This project reflects the type of work I support in real-world engagements. The documentation consolidates insights from that experience alongside my ongoing self-directed study. All materials use synthetic data—no client information is reproduced—and the templates are either self-developed or properly licensed and are not proprietary to any organisation.
The work assessed supply-chain risk for a financial software provider, triggered by a ransomware attack originating from a critical payroll and procurement vendor.

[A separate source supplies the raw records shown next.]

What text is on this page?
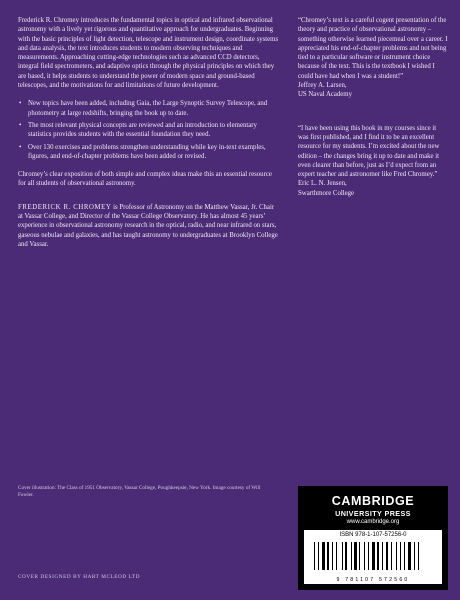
Frederick R. Chromey introduces the fundamental topics in optical and infrared observational astronomy with a lively yet rigorous and quantitative approach for undergraduates. Beginning with the basic principles of light detection, telescope and instrument design, coordinate systems and data analysis, the text introduces students to modern observing techniques and measurements. Approaching cutting-edge technologies such as advanced CCD detectors, integral field spectrometers, and adaptive optics through the physical principles on which they are based, it helps students to understand the power of modern space and ground-based telescopes, and the motivations for and limitations of future development.

• New topics have been added, including Gaia, the Large Synoptic Survey Telescope, and photometry at large redshifts, bringing the book up to date.
• The most relevant physical concepts are reviewed and an introduction to elementary statistics provides students with the essential foundation they need.
• Over 130 exercises and problems strengthen understanding while key in-text examples, figures, and end-of-chapter problems have been added or revised.

Chromey’s clear exposition of both simple and complex ideas make this an essential resource for all students of observational astronomy.

FREDERICK R. CHROMEY is Professor of Astronomy on the Matthew Vassar, Jr. Chair at Vassar College, and Director of the Vassar College Observatory. He has almost 45 years’ experience in observational astronomy research in the optical, radio, and near infrared on stars, gaseous nebulae and galaxies, and has taught astronomy to undergraduates at Brooklyn College and Vassar.

“Chromey’s text is a careful cogent presentation of the theory and practice of observational astronomy – something otherwise learned piecemeal over a career. I appreciated his end-of-chapter problems and not being tied to a particular software or instrument choice because of the text. This is the textbook I wished I could have had when I was a student!”
Jeffrey A. Larsen,
US Naval Academy

“I have been using this book in my courses since it was first published, and I find it to be an excellent resource for my students. I’m excited about the new edition – the changes bring it up to date and make it even clearer than before, just as I’d expect from an expert teacher and astronomer like Fred Chromey.”
Eric L. N. Jensen,
Swarthmore College

Cover illustration: The Class of 1951 Observatory, Vassar College, Poughkeepsie, New York. Image courtesy of Will Fowler.
COVER DESIGNED BY HART MCLEOD LTD
CAMBRIDGE
UNIVERSITY PRESS
www.cambridge.org
ISBN 978-1-107-57256-0
9 781107 572560
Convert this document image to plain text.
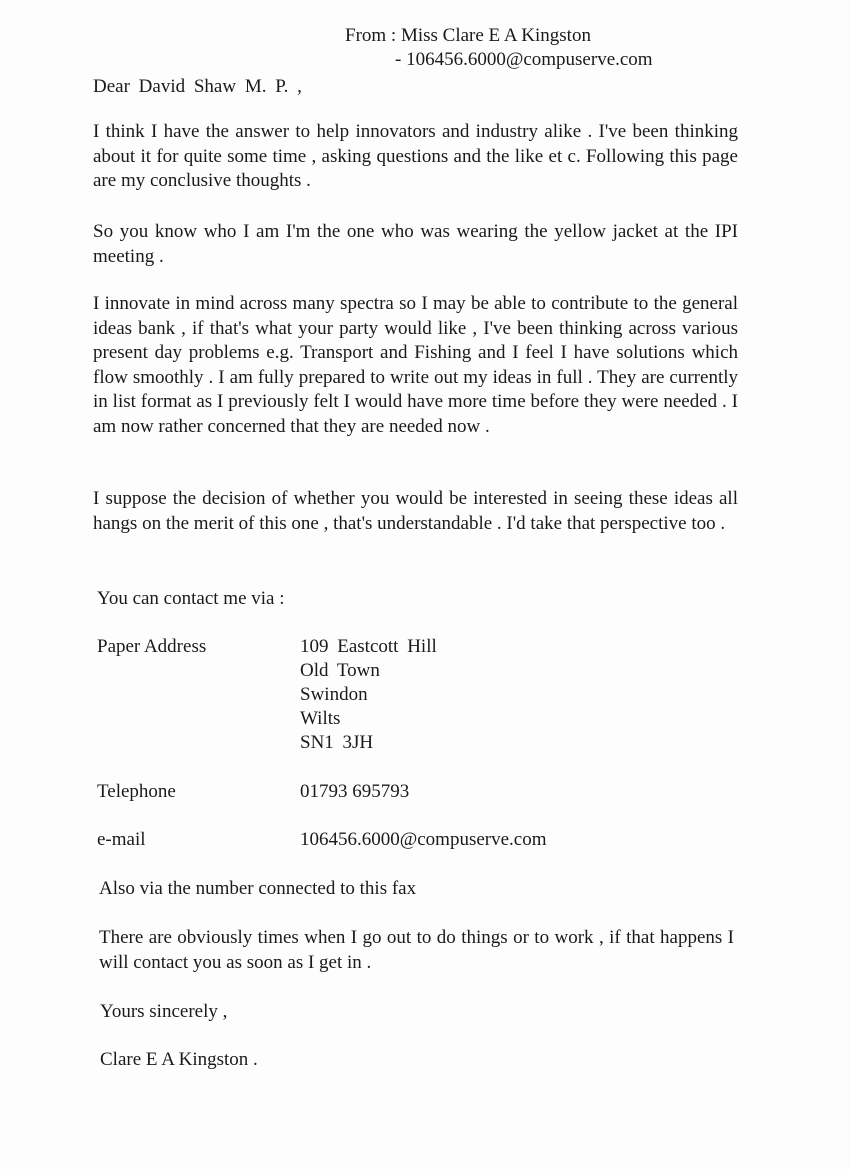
From : Miss Clare E A Kingston
- 106456.6000@compuserve.com
Dear David Shaw M. P. ,

I think I have the answer to help innovators and industry alike . I've been thinking about it for quite some time , asking questions and the like et c. Following this page are my conclusive thoughts .

So you know who I am I'm the one who was wearing the yellow jacket at the IPI meeting .

I innovate in mind across many spectra so I may be able to contribute to the general ideas bank , if that's what your party would like , I've been thinking across various present day problems e.g. Transport and Fishing and I feel I have solutions which flow smoothly . I am fully prepared to write out my ideas in full . They are currently in list format as I previously felt I would have more time before they were needed . I am now rather concerned that they are needed now .

I suppose the decision of whether you would be interested in seeing these ideas all hangs on the merit of this one , that's understandable . I'd take that perspective too .

You can contact me via :
Paper Address	109 Eastcott Hill
Old Town
Swindon
Wilts
SN1 3JH
Telephone	01793 695793
e-mail	106456.6000@compuserve.com
Also via the number connected to this fax

There are obviously times when I go out to do things or to work , if that happens I will contact you as soon as I get in .

Yours sincerely ,
Clare E A Kingston .
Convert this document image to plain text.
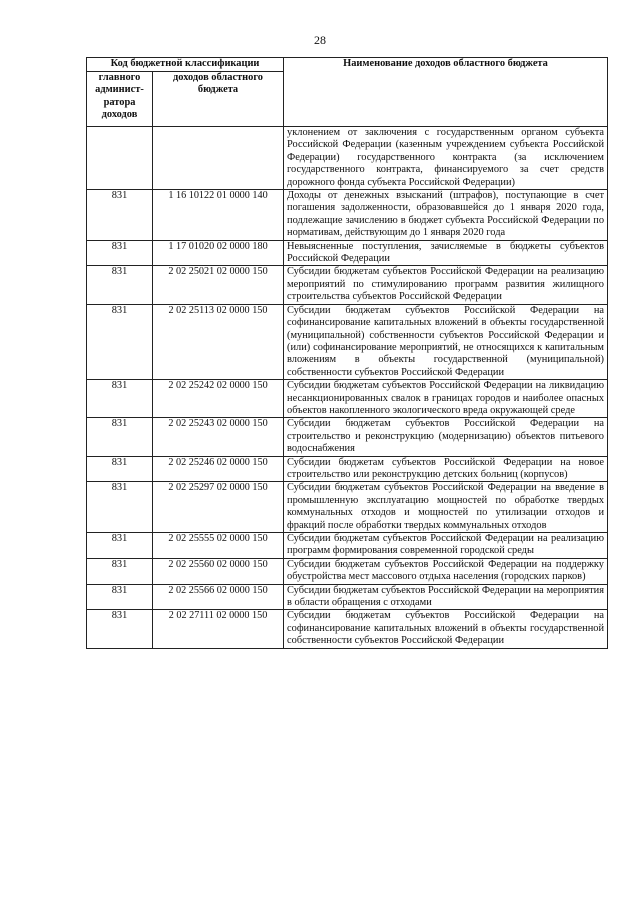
28
Код бюджетной классификации		Наименование доходов областного бюджета
главного админист-ратора доходов	доходов областного бюджета	
		уклонением от заключения с государственным органом субъекта Российской Федерации (казенным учреждением субъекта Российской Федерации) государственного контракта (за исключением государственного контракта, финансируемого за счет средств дорожного фонда субъекта Российской Федерации)
831	1 16 10122 01 0000 140	Доходы от денежных взысканий (штрафов), поступающие в счет погашения задолженности, образовавшейся до 1 января 2020 года, подлежащие зачислению в бюджет субъекта Российской Федерации по нормативам, действующим до 1 января 2020 года
831	1 17 01020 02 0000 180	Невыясненные поступления, зачисляемые в бюджеты субъектов Российской Федерации
831	2 02 25021 02 0000 150	Субсидии бюджетам субъектов Российской Федерации на реализацию мероприятий по стимулированию программ развития жилищного строительства субъектов Российской Федерации
831	2 02 25113 02 0000 150	Субсидии бюджетам субъектов Российской Федерации на софинансирование капитальных вложений в объекты государственной (муниципальной) собственности субъектов Российской Федерации и (или) софинансирование мероприятий, не относящихся к капитальным вложениям в объекты государственной (муниципальной) собственности субъектов Российской Федерации
831	2 02 25242 02 0000 150	Субсидии бюджетам субъектов Российской Федерации на ликвидацию несанкционированных свалок в границах городов и наиболее опасных объектов накопленного экологического вреда окружающей среде
831	2 02 25243 02 0000 150	Субсидии бюджетам субъектов Российской Федерации на строительство и реконструкцию (модернизацию) объектов питьевого водоснабжения
831	2 02 25246 02 0000 150	Субсидии бюджетам субъектов Российской Федерации на новое строительство или реконструкцию детских больниц (корпусов)
831	2 02 25297 02 0000 150	Субсидии бюджетам субъектов Российской Федерации на введение в промышленную эксплуатацию мощностей по обработке твердых коммунальных отходов и мощностей по утилизации отходов и фракций после обработки твердых коммунальных отходов
831	2 02 25555 02 0000 150	Субсидии бюджетам субъектов Российской Федерации на реализацию программ формирования современной городской среды
831	2 02 25560 02 0000 150	Субсидии бюджетам субъектов Российской Федерации на поддержку обустройства мест массового отдыха населения (городских парков)
831	2 02 25566 02 0000 150	Субсидии бюджетам субъектов Российской Федерации на мероприятия в области обращения с отходами
831	2 02 27111 02 0000 150	Субсидии бюджетам субъектов Российской Федерации на софинансирование капитальных вложений в объекты государственной собственности субъектов Российской Федерации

The documents developed reflect the full incident lifecycle: from analysing the failure of a prior vendor assessment, to reporting the breach, to redesigning a robust vendor risk management framework that prevents recurrence.
-
Analysed the failed 2023 vendor assessment (Metalytics), which revealed red flags like an absent CISO and multiple "Partially" or "Not Implemented" controls. This indicated a weak, checkbox-ticking exercise.
-
Prepared the detailed ransomware incident report, which documented the attack vector, impact, and validated the need for a transformed approach.
-
The 2026 vendor assessment framework (Motiontek) demonstrated a clear evolution to a rigorous, evidence-based methodology. The exhaustive questionnaire mapped controls to specific services (see 'Service Specific Assessment') and demanded concrete evidence.
-
To solidify this shift, the company appointed an external Data Protection Consultancy (ATSL) for independent audits, moving the risk management model from vendor self-assessment to verified, third-party control validation.
-
Lack of Evidence-Based Validation: The breach was missed because assessments accepted vague promises. Recommendation: For critical vendors, mandate proof like encryption screenshots and security logs.
-
Absence of Continuous Monitoring: The pre-breach process was a static, annual review. Recommendation: Replace this with a dynamic risk register that mandates periodic security scorecards and trigger-based reassessments for real-time risk management.
Third-party risk is dynamic. A strong initial assessment is insufficient without mechanisms for continuous assurance.
Future programs should implement right-to-audit clauses with automated evidence collection and require vendor cyber insurance verification as a financial mitigant.